A safe and effective vaccine for severe acute respiratory syndrome coronavirus 2 (SARS-CoV-2) may be required to end the coronavirus disease 2019 (COVID-19) pandemic
. For global deployment and ...pandemic control, a vaccine that requires only a single immunization would be optimal. Here we show the immunogenicity and protective efficacy of a single dose of adenovirus serotype 26 (Ad26) vector-based vaccines expressing the SARS-CoV-2 spike (S) protein in non-human primates.

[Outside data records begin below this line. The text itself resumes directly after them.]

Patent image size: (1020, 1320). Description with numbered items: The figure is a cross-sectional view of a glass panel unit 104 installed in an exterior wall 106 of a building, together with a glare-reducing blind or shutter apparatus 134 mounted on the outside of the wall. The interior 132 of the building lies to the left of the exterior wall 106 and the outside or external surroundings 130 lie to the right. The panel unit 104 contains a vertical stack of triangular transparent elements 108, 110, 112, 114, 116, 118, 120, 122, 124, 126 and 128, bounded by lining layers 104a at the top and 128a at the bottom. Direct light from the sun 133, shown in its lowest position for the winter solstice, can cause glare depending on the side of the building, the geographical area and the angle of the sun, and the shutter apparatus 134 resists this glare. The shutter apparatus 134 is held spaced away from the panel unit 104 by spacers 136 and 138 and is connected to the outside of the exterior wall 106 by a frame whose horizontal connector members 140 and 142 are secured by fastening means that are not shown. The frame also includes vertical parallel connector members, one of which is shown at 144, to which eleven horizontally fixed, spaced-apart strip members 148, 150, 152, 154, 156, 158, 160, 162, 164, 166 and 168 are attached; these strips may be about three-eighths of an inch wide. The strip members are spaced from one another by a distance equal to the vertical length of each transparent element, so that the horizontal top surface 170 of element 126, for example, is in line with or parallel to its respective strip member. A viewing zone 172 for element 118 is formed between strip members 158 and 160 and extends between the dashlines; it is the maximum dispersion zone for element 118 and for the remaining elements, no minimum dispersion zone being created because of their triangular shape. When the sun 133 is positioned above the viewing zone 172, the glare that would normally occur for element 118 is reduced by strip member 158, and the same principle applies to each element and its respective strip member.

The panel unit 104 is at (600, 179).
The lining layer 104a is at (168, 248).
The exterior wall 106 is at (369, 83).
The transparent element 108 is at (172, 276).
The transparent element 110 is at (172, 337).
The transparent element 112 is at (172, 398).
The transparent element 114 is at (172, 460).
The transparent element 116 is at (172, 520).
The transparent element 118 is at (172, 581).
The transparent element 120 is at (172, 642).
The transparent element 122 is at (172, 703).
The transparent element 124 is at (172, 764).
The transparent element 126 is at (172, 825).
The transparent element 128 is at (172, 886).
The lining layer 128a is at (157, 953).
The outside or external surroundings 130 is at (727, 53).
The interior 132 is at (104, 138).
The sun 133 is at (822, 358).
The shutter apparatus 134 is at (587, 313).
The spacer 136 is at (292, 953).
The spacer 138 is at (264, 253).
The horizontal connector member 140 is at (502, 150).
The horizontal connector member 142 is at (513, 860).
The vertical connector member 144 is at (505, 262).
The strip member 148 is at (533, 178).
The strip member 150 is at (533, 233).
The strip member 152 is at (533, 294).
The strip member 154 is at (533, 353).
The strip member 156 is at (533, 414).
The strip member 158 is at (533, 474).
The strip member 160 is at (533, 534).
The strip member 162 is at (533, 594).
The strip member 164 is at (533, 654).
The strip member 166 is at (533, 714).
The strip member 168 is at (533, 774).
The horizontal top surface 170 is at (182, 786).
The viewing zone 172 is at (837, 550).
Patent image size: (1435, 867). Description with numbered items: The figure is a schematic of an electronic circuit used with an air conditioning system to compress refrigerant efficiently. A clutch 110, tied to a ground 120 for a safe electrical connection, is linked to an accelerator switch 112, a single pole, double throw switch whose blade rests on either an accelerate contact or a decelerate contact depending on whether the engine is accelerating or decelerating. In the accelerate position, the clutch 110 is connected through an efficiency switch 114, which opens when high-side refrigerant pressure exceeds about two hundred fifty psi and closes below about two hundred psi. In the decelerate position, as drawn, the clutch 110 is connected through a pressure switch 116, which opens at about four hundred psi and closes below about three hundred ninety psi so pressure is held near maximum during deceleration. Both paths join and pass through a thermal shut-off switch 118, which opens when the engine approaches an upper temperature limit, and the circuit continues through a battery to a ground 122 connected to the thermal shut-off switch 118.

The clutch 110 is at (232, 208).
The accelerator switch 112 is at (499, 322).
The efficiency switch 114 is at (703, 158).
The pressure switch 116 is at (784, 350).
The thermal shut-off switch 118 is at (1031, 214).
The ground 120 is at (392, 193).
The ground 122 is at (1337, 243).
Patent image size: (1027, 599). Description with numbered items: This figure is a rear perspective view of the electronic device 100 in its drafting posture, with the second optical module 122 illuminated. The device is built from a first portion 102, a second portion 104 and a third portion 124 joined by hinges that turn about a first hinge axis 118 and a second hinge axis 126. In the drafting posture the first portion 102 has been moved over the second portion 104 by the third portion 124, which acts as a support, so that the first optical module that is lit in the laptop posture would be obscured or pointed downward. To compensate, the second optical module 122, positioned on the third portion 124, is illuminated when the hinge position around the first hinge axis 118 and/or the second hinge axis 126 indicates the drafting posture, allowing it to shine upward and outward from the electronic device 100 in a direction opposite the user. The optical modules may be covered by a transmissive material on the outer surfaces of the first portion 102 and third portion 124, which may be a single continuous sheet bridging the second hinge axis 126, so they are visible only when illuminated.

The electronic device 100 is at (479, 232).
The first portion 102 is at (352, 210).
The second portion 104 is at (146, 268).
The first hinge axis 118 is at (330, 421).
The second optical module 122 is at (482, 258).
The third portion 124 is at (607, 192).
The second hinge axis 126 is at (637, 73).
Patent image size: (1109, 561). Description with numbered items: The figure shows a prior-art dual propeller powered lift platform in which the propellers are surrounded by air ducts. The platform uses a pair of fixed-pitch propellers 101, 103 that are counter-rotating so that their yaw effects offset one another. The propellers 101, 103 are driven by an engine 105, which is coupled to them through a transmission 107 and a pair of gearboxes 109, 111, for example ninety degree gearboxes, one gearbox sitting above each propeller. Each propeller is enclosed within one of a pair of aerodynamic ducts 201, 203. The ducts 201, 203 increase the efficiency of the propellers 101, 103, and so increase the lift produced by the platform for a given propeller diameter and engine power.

Fifty-two rhesus macaques (Macaca mulatta) were immunized with Ad26 vectors that encoded S variants or sham control, and then challenged with SARS-CoV-2 by the intranasal and intratracheal routes
. The optimal Ad26 vaccine induced robust neutralizing antibody responses and provided complete or near-complete protection in bronchoalveolar lavage and nasal swabs after SARS-CoV-2 challenge. Titres of vaccine-elicited neutralizing antibodies correlated with protective efficacy, suggesting an immune correlate of protection. These data demonstrate robust single-shot vaccine protection against SARS-CoV-2 in non-human primates. The optimal Ad26 vector-based vaccine for SARS-CoV-2, termed Ad26.COV2.S, is currently being evaluated in clinical trials.